3. Keluarkan Air Radiator Lama
Selanjutnya, cari baut pembuangan yang biasanya berada di bagian bawah radiator. Buka baut tersebut dan biarkan air radiator lama keluar seluruhnya ke dalam wadah yang sudah disiapkan.
Langkah ini merupakan bagian utama dari cara kuras air radiator mobil karena semua cairan lama harus benar-benar dikeluarkan.
4. Bilas Radiator Jika Diperlukan
Jika air radiator terlihat sangat kotor atau berkarat, Anda bisa melakukan pembilasan dengan air bersih terlebih dahulu sebelum mengisi coolant baru.
Isi radiator dengan air bersih, kemudian hidupkan mesin selama beberapa menit agar sirkulasi berjalan. Setelah itu, matikan mesin dan buang kembali air tersebut.
5. Tutup Kembali Baut Pembuangan
Setelah radiator benar-benar kosong, pasang kembali baut pembuangan dengan rapat agar tidak terjadi kebocoran saat radiator diisi cairan baru.
6. Isi Radiator Dengan Cairan Coolant Baru
Gunakan corong untuk memudahkan proses pengisian coolant. Isi radiator hingga penuh sesuai dengan kapasitas yang dianjurkan oleh pabrikan kendaraan.
Selain radiator utama, jangan lupa juga mengisi tangki reservoir hingga batas yang direkomendasikan.
7. Nyalakan Mesin Untuk Menghilangkan Udara Dalam Sistem
Setelah proses pengisian selesai, hidupkan mesin mobil selama beberapa menit dengan tutup radiator terbuka. Hal ini bertujuan untuk mengeluarkan udara yang terperangkap di dalam sistem pendingin.
Jika level coolant berkurang, tambahkan kembali hingga mencapai batas yang sesuai.
Tanda Air Radiator Sudah Harus Dikuras
Ada beberapa tanda yang menunjukkan bahwa Anda perlu segera melakukan cara kuras air radiator mobil, di antaranya:
- Warna air radiator berubah menjadi keruh atau kecokelatan.

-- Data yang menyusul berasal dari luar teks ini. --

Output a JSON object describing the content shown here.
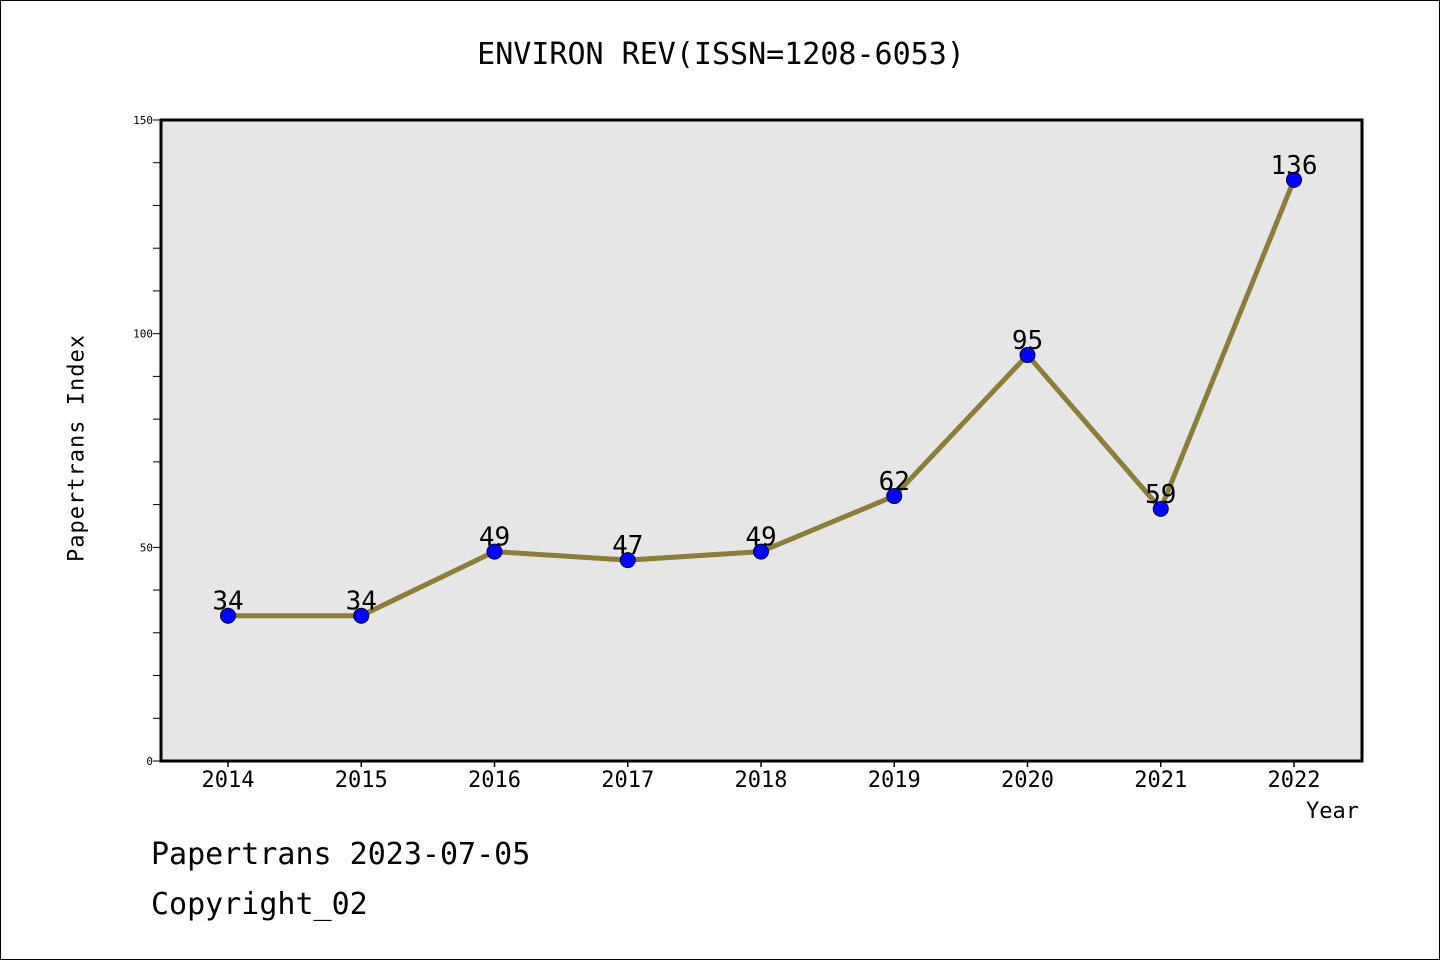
{
  "chart_data": {
    "type": "line",
    "title": "ENVIRON REV(ISSN=1208-6053)",
    "xlabel": "Year",
    "ylabel": "Papertrans Index",
    "categories": [
      "2014",
      "2015",
      "2016",
      "2017",
      "2018",
      "2019",
      "2020",
      "2021",
      "2022"
    ],
    "series": [
      {
        "values": [
          34,
          34,
          49,
          47,
          49,
          62,
          95,
          59,
          136
        ]
      }
    ],
    "ylim": [
      0,
      150
    ],
    "yticks": [
      "0",
      "50",
      "100",
      "150"
    ],
    "grid": false,
    "line_color": "#8b7d3a",
    "marker_color": "#0000ff",
    "plot_background": "#e6e6e6"
  },
  "footer": {
    "date_text": "Papertrans 2023-07-05",
    "copyright_text": "Copyright_02"
  }
}
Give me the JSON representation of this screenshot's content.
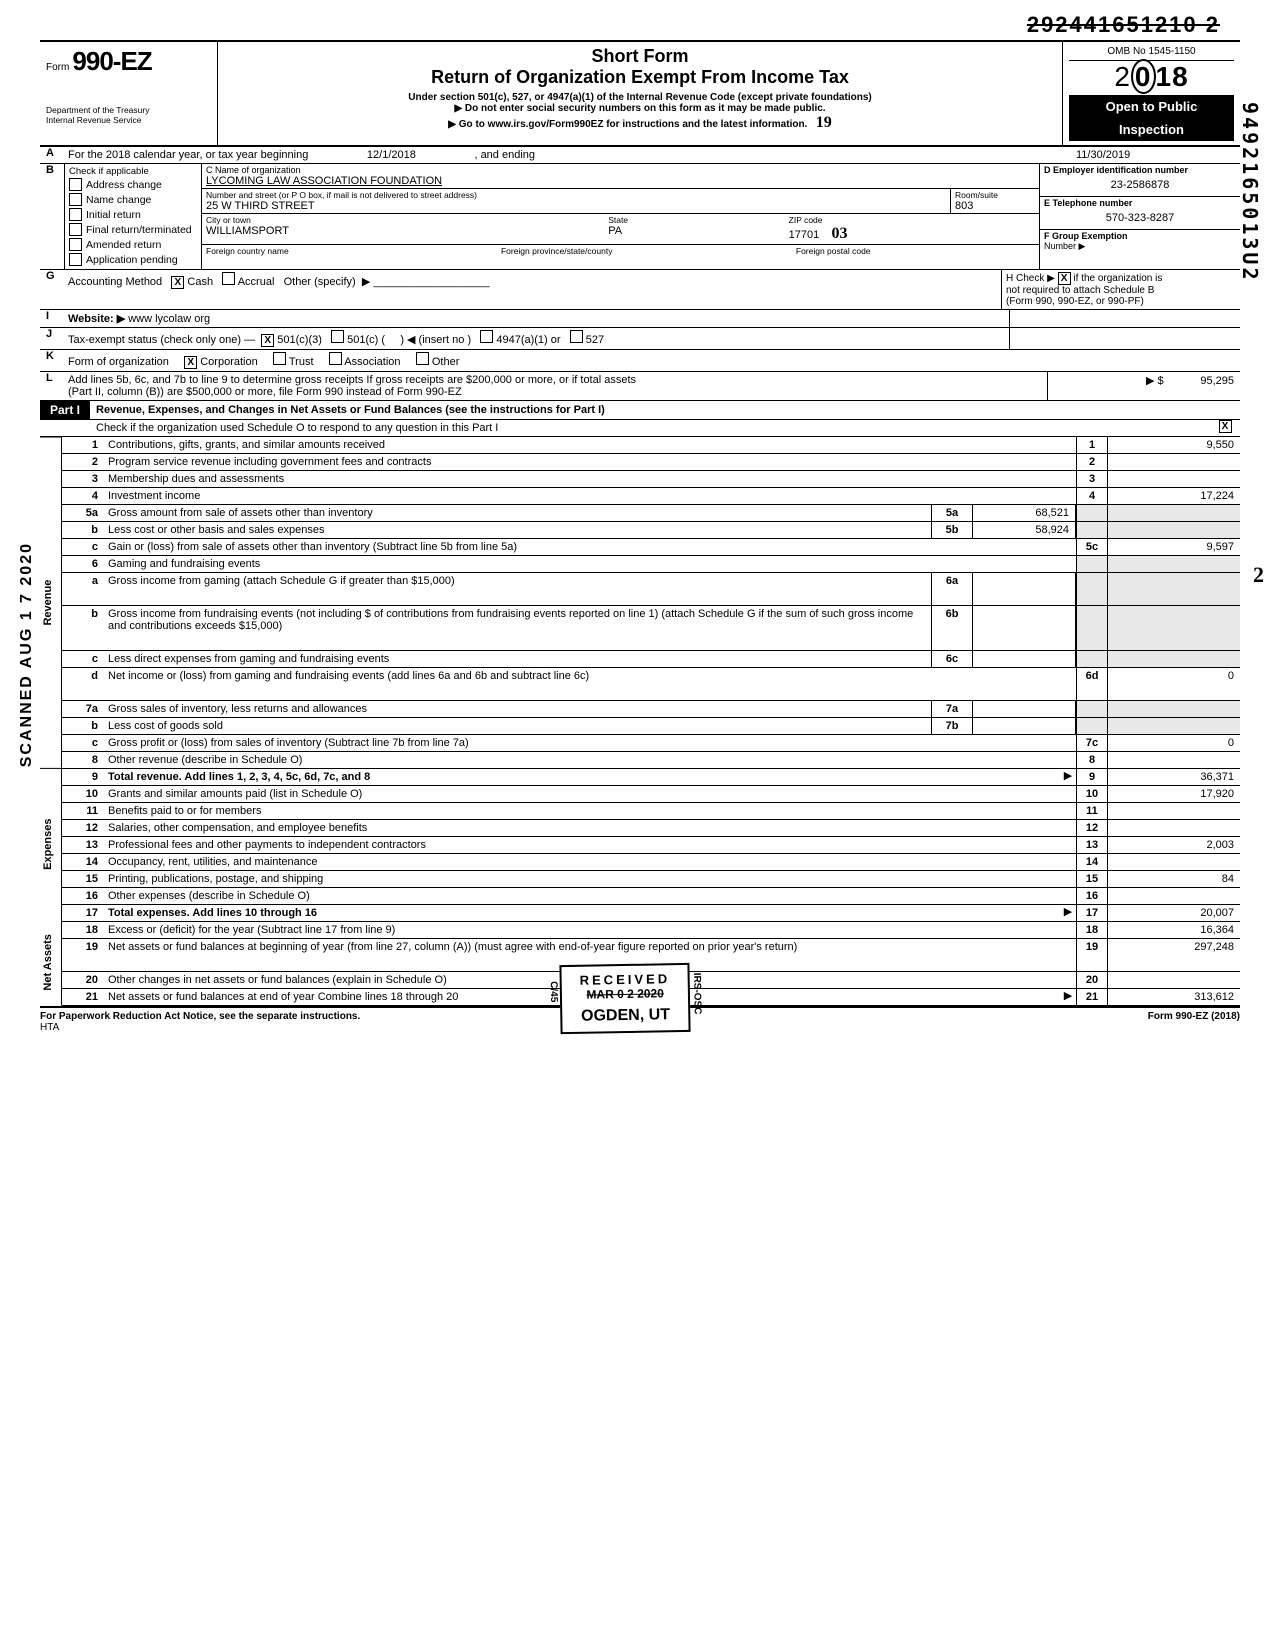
{
  "crossed_dln": "292441651210 2",
  "vertical_right": "9492165013U2",
  "form": {
    "prefix": "Form",
    "number": "990-EZ",
    "dept1": "Department of the Treasury",
    "dept2": "Internal Revenue Service"
  },
  "titles": {
    "short": "Short Form",
    "main": "Return of Organization Exempt From Income Tax",
    "sub1": "Under section 501(c), 527, or 4947(a)(1) of the Internal Revenue Code (except private foundations)",
    "sub2": "Do not enter social security numbers on this form as it may be made public.",
    "sub3": "Go to www.irs.gov/Form990EZ for instructions and the latest information."
  },
  "right_box": {
    "omb": "OMB No 1545-1150",
    "year": "2018",
    "open1": "Open to Public",
    "open2": "Inspection"
  },
  "line_a": {
    "text_pre": "For the 2018 calendar year, or tax year beginning",
    "begin": "12/1/2018",
    "mid": ", and ending",
    "end": "11/30/2019"
  },
  "b": {
    "hdr": "Check if applicable",
    "opts": [
      "Address change",
      "Name change",
      "Initial return",
      "Final return/terminated",
      "Amended return",
      "Application pending"
    ]
  },
  "c": {
    "lbl_name": "C  Name of organization",
    "name": "LYCOMING LAW ASSOCIATION FOUNDATION",
    "lbl_addr": "Number and street (or P O  box, if mail is not delivered to street address)",
    "addr": "25 W THIRD STREET",
    "room_lbl": "Room/suite",
    "room": "803",
    "lbl_city": "City or town",
    "city": "WILLIAMSPORT",
    "state_lbl": "State",
    "state": "PA",
    "zip_lbl": "ZIP code",
    "zip": "17701",
    "foreign_lbl": "Foreign country name",
    "foreign_prov": "Foreign province/state/county",
    "foreign_postal": "Foreign postal code",
    "hand": "03"
  },
  "d": {
    "lbl": "D  Employer identification number",
    "val": "23-2586878"
  },
  "e": {
    "lbl": "E  Telephone number",
    "val": "570-323-8287"
  },
  "f": {
    "lbl": "F  Group Exemption",
    "lbl2": "Number ▶"
  },
  "g": {
    "lbl": "Accounting Method",
    "cash": "Cash",
    "accrual": "Accrual",
    "other": "Other (specify)"
  },
  "h": {
    "l1": "H Check ▶",
    "l2": "if the organization is",
    "l3": "not required to attach Schedule B",
    "l4": "(Form 990, 990-EZ, or 990-PF)"
  },
  "i": {
    "lbl": "Website: ▶",
    "val": "www lycolaw org"
  },
  "j": {
    "lbl": "Tax-exempt status (check only one) —",
    "a": "501(c)(3)",
    "b": "501(c) (",
    "c": ") ◀ (insert no )",
    "d": "4947(a)(1) or",
    "e": "527"
  },
  "k": {
    "lbl": "Form of organization",
    "a": "Corporation",
    "b": "Trust",
    "c": "Association",
    "d": "Other"
  },
  "l": {
    "l1": "Add lines 5b, 6c, and 7b to line 9 to determine gross receipts  If gross receipts are $200,000 or more, or if total assets",
    "l2": "(Part II, column (B)) are $500,000 or more, file Form 990 instead of Form 990-EZ",
    "amt": "95,295"
  },
  "part1": {
    "label": "Part I",
    "title": "Revenue, Expenses, and Changes in Net Assets or Fund Balances (see the instructions for Part I)",
    "check": "Check if the organization used Schedule O to respond to any question in this Part I"
  },
  "side_stamp": "SCANNED AUG 1 7 2020",
  "sections": {
    "revenue": "Revenue",
    "expenses": "Expenses",
    "netassets": "Net Assets"
  },
  "lines": {
    "1": {
      "d": "Contributions, gifts, grants, and similar amounts received",
      "n": "1",
      "a": "9,550"
    },
    "2": {
      "d": "Program service revenue including government fees and contracts",
      "n": "2",
      "a": ""
    },
    "3": {
      "d": "Membership dues and assessments",
      "n": "3",
      "a": ""
    },
    "4": {
      "d": "Investment income",
      "n": "4",
      "a": "17,224"
    },
    "5a": {
      "d": "Gross amount from sale of assets other than inventory",
      "sb": "5a",
      "sv": "68,521"
    },
    "5b": {
      "d": "Less  cost or other basis and sales expenses",
      "sb": "5b",
      "sv": "58,924"
    },
    "5c": {
      "d": "Gain or (loss) from sale of assets other than inventory (Subtract line 5b from line 5a)",
      "n": "5c",
      "a": "9,597"
    },
    "6": {
      "d": "Gaming and fundraising events"
    },
    "6a": {
      "d": "Gross income from gaming (attach Schedule G if greater than $15,000)",
      "sb": "6a",
      "sv": ""
    },
    "6b": {
      "d": "Gross income from fundraising events (not including        $                    of contributions from fundraising events reported on line 1) (attach Schedule G if the sum of such gross income and contributions exceeds $15,000)",
      "sb": "6b",
      "sv": ""
    },
    "6c": {
      "d": "Less  direct expenses from gaming and fundraising events",
      "sb": "6c",
      "sv": ""
    },
    "6d": {
      "d": "Net income or (loss) from gaming and fundraising events (add lines 6a and 6b and subtract line 6c)",
      "n": "6d",
      "a": "0"
    },
    "7a": {
      "d": "Gross sales of inventory, less returns and allowances",
      "sb": "7a",
      "sv": ""
    },
    "7b": {
      "d": "Less cost of goods sold",
      "sb": "7b",
      "sv": ""
    },
    "7c": {
      "d": "Gross profit or (loss) from sales of inventory (Subtract line 7b from line 7a)",
      "n": "7c",
      "a": "0"
    },
    "8": {
      "d": "Other revenue (describe in Schedule O)",
      "n": "8",
      "a": ""
    },
    "9": {
      "d": "Total revenue. Add lines 1, 2, 3, 4, 5c, 6d, 7c, and 8",
      "n": "9",
      "a": "36,371",
      "bold": true
    },
    "10": {
      "d": "Grants and similar amounts paid (list in Schedule O)",
      "n": "10",
      "a": "17,920"
    },
    "11": {
      "d": "Benefits paid to or for members",
      "n": "11",
      "a": ""
    },
    "12": {
      "d": "Salaries, other compensation, and employee benefits",
      "n": "12",
      "a": ""
    },
    "13": {
      "d": "Professional fees and other payments to independent contractors",
      "n": "13",
      "a": "2,003"
    },
    "14": {
      "d": "Occupancy, rent, utilities, and maintenance",
      "n": "14",
      "a": ""
    },
    "15": {
      "d": "Printing, publications, postage, and shipping",
      "n": "15",
      "a": "84"
    },
    "16": {
      "d": "Other expenses (describe in Schedule O)",
      "n": "16",
      "a": ""
    },
    "17": {
      "d": "Total expenses. Add lines 10 through 16",
      "n": "17",
      "a": "20,007",
      "bold": true
    },
    "18": {
      "d": "Excess or (deficit) for the year (Subtract line 17 from line 9)",
      "n": "18",
      "a": "16,364"
    },
    "19": {
      "d": "Net assets or fund balances at beginning of year (from line 27, column (A)) (must agree with end-of-year figure reported on prior year's return)",
      "n": "19",
      "a": "297,248"
    },
    "20": {
      "d": "Other changes in net assets or fund balances (explain in Schedule O)",
      "n": "20",
      "a": ""
    },
    "21": {
      "d": "Net assets or fund balances at end of year  Combine lines 18 through 20",
      "n": "21",
      "a": "313,612"
    }
  },
  "stamp": {
    "l1": "RECEIVED",
    "l2": "MAR 0 2 2020",
    "l3": "OGDEN, UT",
    "side": "IRS-OSC",
    "side2": "C/45"
  },
  "footer": {
    "left": "For Paperwork Reduction Act Notice, see the separate instructions.",
    "hta": "HTA",
    "right": "Form 990-EZ (2018)"
  },
  "hand_mark": "19",
  "hand_mark2": "2"
}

- Suhu mesin lebih cepat naik dari biasanya.
- Terlihat endapan atau kotoran pada tutup radiator.
- Air radiator sering berkurang tanpa sebab yang jelas.
- Mobil sudah menempuh jarak servis radiator.
Jika tanda-tanda tersebut mulai muncul, sebaiknya segera lakukan pengurasan radiator untuk mencegah kerusakan yang lebih serius.
Tips Agar Sistem Pendingin Mobil Lebih Awet
Selain memahami cara kuras air radiator mobil, ada beberapa tips tambahan agar sistem pendingin kendaraan tetap awet.
- Gunakan coolant berkualitas sesuai rekomendasi pabrikan.
- Hindari penggunaan air keran biasa dalam jangka panjang.
- Periksa kondisi selang radiator secara rutin.
- Bersihkan bagian kisi-kisi radiator dari kotoran.
- Periksa kipas radiator agar selalu berfungsi dengan baik.
Perawatan sederhana ini dapat membantu menjaga sistem pendingin tetap bekerja optimal.
Melakukan cara kuras air radiator mobil secara rutin merupakan bagian penting dari perawatan kendaraan. Dengan mengganti air radiator menggunakan cairan coolant yang tepat, sistem pendingin akan bekerja lebih maksimal dan mesin mobil terhindar dari risiko overheat.
Selain itu, memahami cara kuras air radiator mobil juga dapat membantu pemilik kendaraan menghemat biaya perawatan karena prosesnya sebenarnya cukup mudah dilakukan sendiri di rumah.
Dengan perawatan yang tepat dan rutin, performa mesin mobil akan tetap terjaga dan usia pakai komponen radiator pun menjadi lebih panjang.